Every named pond in the Adirondack Park — quiet waters, lean-to destinations, swimming holes. Browse by region or jump to a name.
Warner Pond is a six-acre pocket water in the Great Sacandaga Lake region — small enough that it likely sees more pressure from locals who know it than from passing traffic. No fish species data on record, which in this part of the southern Adirondacks can mean anything from a quiet pickerel pond to a seasonal wetland depending on the year's water table. The Great Sacandaga shoreline is a patchwork of private land and old logging roads, so access here is a question mark without local knowledge or a county tax map. If you're fishing the Sacandaga system, this is a detour for the curious, not a destination.
Waters Millpond is a 20-acre impoundment in the Great Sacandaga Lake region — the kind of small millpond that anchored a settlement crossroads before the reservoir economy took over. No documented fish surveys in the state database, which usually means local panfish and chain pickerel if the pond holds oxygen through winter, but you're prospecting without a map. The name suggests an old sawmill or grist operation; most of these ponds were working infrastructure before they became fishing holes. Access details aren't widely published — start with the town clerk in Northville or Edinburg if you're serious about finding the put-in.

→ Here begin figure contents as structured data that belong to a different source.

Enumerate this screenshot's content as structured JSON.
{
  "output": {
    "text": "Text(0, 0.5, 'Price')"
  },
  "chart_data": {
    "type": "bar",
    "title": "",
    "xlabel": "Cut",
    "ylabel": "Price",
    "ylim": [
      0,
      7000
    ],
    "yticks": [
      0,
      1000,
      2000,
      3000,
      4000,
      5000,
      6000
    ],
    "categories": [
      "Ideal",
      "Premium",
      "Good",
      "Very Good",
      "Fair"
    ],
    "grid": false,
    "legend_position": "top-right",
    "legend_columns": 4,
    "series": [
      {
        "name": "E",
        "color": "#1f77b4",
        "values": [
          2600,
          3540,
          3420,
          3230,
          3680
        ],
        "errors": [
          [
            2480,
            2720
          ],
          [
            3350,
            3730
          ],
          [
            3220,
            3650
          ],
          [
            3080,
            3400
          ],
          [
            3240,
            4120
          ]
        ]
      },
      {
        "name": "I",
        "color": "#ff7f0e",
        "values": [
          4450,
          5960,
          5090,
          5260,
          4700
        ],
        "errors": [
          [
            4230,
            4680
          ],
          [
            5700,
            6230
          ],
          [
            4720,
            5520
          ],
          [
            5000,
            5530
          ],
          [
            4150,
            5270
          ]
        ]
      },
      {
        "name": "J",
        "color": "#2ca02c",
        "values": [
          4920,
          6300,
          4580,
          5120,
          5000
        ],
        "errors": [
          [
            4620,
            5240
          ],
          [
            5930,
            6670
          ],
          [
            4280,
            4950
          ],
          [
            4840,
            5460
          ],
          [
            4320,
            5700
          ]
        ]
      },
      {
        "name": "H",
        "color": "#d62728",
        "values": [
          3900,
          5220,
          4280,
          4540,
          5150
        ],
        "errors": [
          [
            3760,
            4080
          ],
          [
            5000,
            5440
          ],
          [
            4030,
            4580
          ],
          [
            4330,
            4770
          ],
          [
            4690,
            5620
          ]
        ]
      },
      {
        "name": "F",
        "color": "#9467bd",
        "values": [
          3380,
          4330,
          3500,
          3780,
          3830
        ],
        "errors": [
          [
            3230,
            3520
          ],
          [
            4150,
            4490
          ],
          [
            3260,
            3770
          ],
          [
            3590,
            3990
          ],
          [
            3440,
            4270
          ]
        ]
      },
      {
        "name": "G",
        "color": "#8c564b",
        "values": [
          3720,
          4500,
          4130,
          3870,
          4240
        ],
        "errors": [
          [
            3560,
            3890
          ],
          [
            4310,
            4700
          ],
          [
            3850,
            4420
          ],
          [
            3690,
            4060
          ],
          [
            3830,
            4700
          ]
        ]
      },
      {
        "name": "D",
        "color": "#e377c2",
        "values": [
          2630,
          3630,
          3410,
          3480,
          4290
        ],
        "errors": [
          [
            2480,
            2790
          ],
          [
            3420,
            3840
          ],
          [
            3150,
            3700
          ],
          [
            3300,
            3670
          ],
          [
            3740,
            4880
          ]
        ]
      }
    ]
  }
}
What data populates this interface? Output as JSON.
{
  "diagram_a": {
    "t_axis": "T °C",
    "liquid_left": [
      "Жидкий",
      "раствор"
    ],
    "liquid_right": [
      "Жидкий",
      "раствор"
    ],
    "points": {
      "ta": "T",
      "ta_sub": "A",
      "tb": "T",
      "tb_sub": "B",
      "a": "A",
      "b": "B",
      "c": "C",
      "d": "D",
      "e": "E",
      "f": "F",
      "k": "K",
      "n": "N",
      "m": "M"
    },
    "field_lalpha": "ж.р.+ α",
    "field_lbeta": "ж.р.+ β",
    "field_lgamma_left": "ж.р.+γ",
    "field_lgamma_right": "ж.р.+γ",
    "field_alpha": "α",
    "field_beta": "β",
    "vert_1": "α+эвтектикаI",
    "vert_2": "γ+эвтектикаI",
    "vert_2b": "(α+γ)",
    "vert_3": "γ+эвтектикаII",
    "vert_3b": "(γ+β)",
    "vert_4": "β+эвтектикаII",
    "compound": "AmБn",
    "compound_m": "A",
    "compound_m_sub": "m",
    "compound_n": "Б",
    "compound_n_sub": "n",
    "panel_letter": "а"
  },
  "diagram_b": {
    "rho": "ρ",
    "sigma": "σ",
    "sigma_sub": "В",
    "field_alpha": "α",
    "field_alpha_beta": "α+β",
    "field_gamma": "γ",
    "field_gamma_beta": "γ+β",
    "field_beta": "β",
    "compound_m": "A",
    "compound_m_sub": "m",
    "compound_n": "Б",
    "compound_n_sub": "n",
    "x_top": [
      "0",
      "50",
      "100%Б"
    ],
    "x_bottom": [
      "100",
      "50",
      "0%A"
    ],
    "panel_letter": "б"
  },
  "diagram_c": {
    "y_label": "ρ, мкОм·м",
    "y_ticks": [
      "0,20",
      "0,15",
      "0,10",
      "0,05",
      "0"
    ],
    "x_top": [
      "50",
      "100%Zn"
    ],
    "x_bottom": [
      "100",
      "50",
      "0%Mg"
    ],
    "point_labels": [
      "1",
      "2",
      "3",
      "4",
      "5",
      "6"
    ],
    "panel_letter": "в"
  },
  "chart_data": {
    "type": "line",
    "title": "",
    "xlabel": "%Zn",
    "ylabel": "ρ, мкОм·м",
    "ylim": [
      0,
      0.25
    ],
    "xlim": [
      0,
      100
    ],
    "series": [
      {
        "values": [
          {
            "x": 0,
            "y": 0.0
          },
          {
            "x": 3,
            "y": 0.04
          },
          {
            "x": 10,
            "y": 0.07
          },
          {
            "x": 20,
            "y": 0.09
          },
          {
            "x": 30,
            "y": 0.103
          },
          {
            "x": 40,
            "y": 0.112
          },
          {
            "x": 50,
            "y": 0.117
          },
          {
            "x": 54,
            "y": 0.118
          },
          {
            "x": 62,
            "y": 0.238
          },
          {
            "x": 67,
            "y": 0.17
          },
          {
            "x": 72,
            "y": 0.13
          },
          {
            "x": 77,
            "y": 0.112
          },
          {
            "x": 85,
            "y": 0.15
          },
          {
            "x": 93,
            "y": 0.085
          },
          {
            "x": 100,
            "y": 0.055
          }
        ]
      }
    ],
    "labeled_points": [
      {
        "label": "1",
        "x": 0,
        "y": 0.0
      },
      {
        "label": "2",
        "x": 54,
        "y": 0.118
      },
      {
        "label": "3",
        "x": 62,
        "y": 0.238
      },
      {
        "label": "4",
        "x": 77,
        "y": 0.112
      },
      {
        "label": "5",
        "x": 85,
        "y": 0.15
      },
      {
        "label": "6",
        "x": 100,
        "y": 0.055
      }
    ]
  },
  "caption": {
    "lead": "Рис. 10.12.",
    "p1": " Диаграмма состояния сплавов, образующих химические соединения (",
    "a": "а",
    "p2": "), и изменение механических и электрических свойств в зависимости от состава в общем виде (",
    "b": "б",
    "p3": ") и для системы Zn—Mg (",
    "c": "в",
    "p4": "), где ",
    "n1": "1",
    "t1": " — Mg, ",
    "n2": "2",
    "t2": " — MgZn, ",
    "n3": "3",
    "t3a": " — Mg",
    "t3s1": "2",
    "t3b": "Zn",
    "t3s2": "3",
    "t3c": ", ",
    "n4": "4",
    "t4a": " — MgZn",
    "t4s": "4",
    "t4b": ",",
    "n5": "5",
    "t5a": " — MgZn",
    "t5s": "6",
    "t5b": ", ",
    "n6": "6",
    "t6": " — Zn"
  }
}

West Vly sits in the southern Adirondack lowlands near the Great Sacandaga Lake basin — a 19-acre pond in an area where "vly" (the old Dutch term for wetland or marsh) shows up on half the water names within ten miles. The region runs more to bass, pike, and panfish than trout, but no fish survey data exists for West Vly specifically, and the name itself suggests marshy edges and shallow water. Access is unclear — likely private road or bushwhack — and the pond doesn't appear on the standard DEC paddling or fishing maps, which in this part of the Park usually means private shoreline or limited public interest. Worth a phone call to the nearest DEC office in Northville if you're serious about reaching it.
Winslow Pond is a two-acre pocket of water in the Great Sacandaga Lake region — small enough that it likely holds more interest as a local landmark or a fishing curiosity than as a paddling destination. No fish species on record, which either means it hasn't been surveyed in recent years or it doesn't hold much of a population worth documenting. The Great Sacandaga corridor is reservoir country, so smaller natural ponds like this one tend to sit quietly in the margins, known mostly to hunters, snowmobilers, and anyone walking old logging roads. Worth a look if you're already in the area; otherwise, it's the kind of water that stays off most itineraries.
Wohlfraths Pond is a one-acre pocket of water in the Great Sacandaga Lake region — small enough that it likely functions more as a wetland feature than a fishing or paddling destination, and remote enough that it carries a name but no public access infrastructure on record. Waters this size in the southern Adirondacks often sit on private land or exist as seasonal high-water basins connected to larger drainages; without fish data or trail references, this one reads as either landlocked by ownership or simply undeveloped. If you're hunting obscure named waters for completionist purposes, Wohlfraths qualifies — but expect to do your own reconnaissance on access and conditions.